I am currently working my way through a book on Game Programming in Actionscript 3, and have gotten to a formula required for collision detection on finding the intersection point of two vectors.
Im not sure if the author uses vectors in the strictest definition, but the convention he uses is e.g for a vector V1 :
V1.a is the start point of the vector V1.b is the end point of the vector V1.ln is the vector perpendicular to V1 (its 'left normal') V1.vx is the difference between the x coordinate of V1.b and V1.a V1.vy similar to vx V1.dx is the same as vx , but for V1 scaled down to a unit vector (the direction vector)
Now,in the example we have V1 which is the motion vector of the ship, and V2, which is the target vector (i.e the line the ship is going to collide with at some point)

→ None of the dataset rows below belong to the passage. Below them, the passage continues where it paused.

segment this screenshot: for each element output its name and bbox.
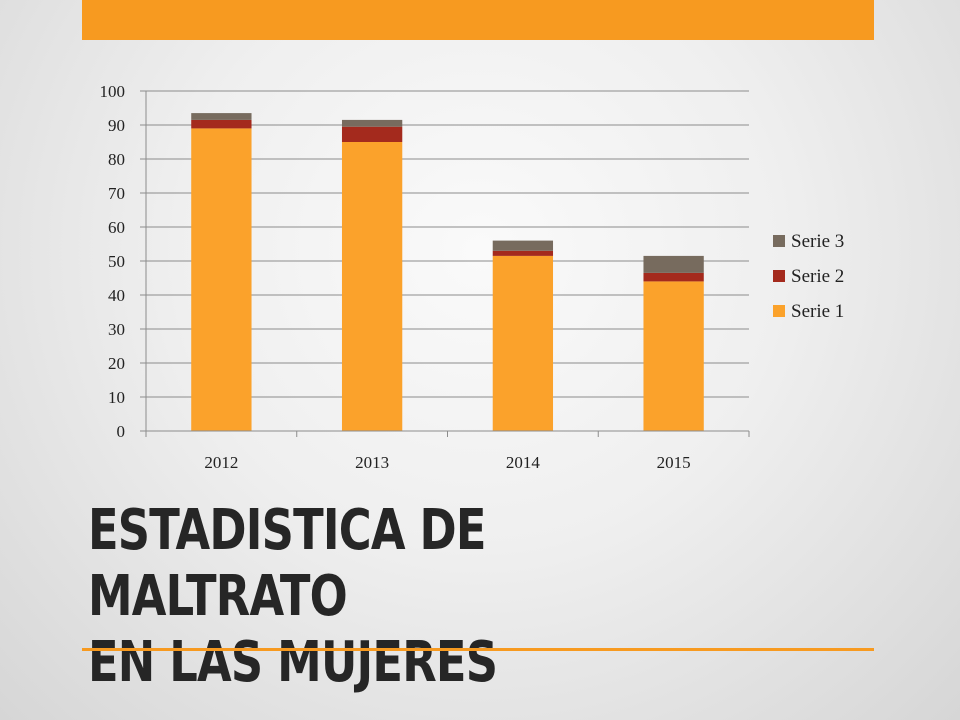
- bar-2014-series-1: [492, 255, 554, 431]
- y-tick-label-50: 50: [108, 252, 125, 271]
- y-tick-label-60: 60: [108, 218, 125, 237]
- slide-title: ESTADISTICA DE MALTRATO EN LAS MUJERES: [88, 498, 728, 696]
- bars: [191, 113, 704, 431]
- y-tick-label-90: 90: [108, 116, 125, 135]
- bar-2013-series-1: [341, 142, 403, 431]
- bar-2014-series-2: [492, 250, 554, 256]
- legend-swatch-1: [773, 270, 785, 282]
- stacked-bar-chart: 0 10 20 30 40 50 60 70 80 90 100 2012 2013 2014 2015 S…: [100, 82, 845, 472]
- bar-2015-series-3: [643, 255, 704, 273]
- bar-2012-series-3: [191, 113, 252, 120]
- bottom-accent-rule: [82, 648, 874, 651]
- y-tick-label-70: 70: [108, 184, 125, 203]
- x-tick-label-2014: 2014: [506, 453, 541, 472]
- slide-title-line-2: EN LAS MUJERES: [88, 630, 498, 695]
- y-tick-label-30: 30: [108, 320, 125, 339]
- bar-2015-series-1: [643, 281, 704, 431]
- y-tick-label-20: 20: [108, 354, 125, 373]
- y-tick-label-0: 0: [117, 422, 126, 441]
- y-tick-label-80: 80: [108, 150, 125, 169]
- x-tick-label-2012: 2012: [204, 453, 238, 472]
- legend-label-1: Serie 2: [791, 266, 844, 287]
- x-tick-label-2013: 2013: [355, 453, 389, 472]
- bar-2012-series-1: [191, 128, 252, 431]
- y-tick-label-40: 40: [108, 286, 125, 305]
- bar-2013-series-3: [341, 119, 403, 127]
- y-tick-label-10: 10: [108, 388, 125, 407]
- slide-title-line-1: ESTADISTICA DE MALTRATO: [88, 498, 487, 629]
- x-tick-label-2015: 2015: [657, 453, 691, 472]
- bar-2015-series-2: [643, 272, 704, 282]
- bar-2014-series-3: [492, 240, 554, 251]
- top-accent-bar: [82, 0, 874, 40]
- legend-swatch-2: [773, 305, 785, 317]
- legend: Serie 3 Serie 2 Serie 1: [773, 231, 844, 322]
- legend-swatch-0: [773, 235, 785, 247]
- axes: 0 10 20 30 40 50 60 70 80 90 100 2012 2013 2014 2015: [100, 82, 750, 472]
- legend-label-0: Serie 3: [791, 231, 844, 252]
- y-tick-label-100: 100: [100, 82, 126, 101]
- bar-2013-series-2: [341, 126, 403, 142]
- legend-label-2: Serie 1: [791, 301, 844, 322]
- bar-2012-series-2: [191, 119, 252, 129]
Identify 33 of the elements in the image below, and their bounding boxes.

In order to calculate at what point on V2 the ship will collide travelling along motion vector V1, the book gives the following code using the "perpendicular dot product" (Which i have not come across before) and creating a third vector V3 between the start point of V1 and the start point of V2 (V1.a and V2.a):
perpProduct1 = v3.ln.vx * v2.dx + v3.ln.vy * v2.dy
perpProduct2 = v1.ln.vx * v2.dx + v1.ln.vy * v2.dy
t = perpProduct1 / perpProduct2
intersectionX = v1.a.x + v1.vx * t
intersectionY = v1.a.y + v1.vy * t
Now, i could easily just copy and paste that code wherever i need it and be done with it. But it bugs me that i dont really understand the mathematics of whats going on here. If someone could please give me a geometric explanation of how this algorithm finds the intersection point, or at least some sort of algebraic proof, it would help me sleep a little better tonight. Cheers.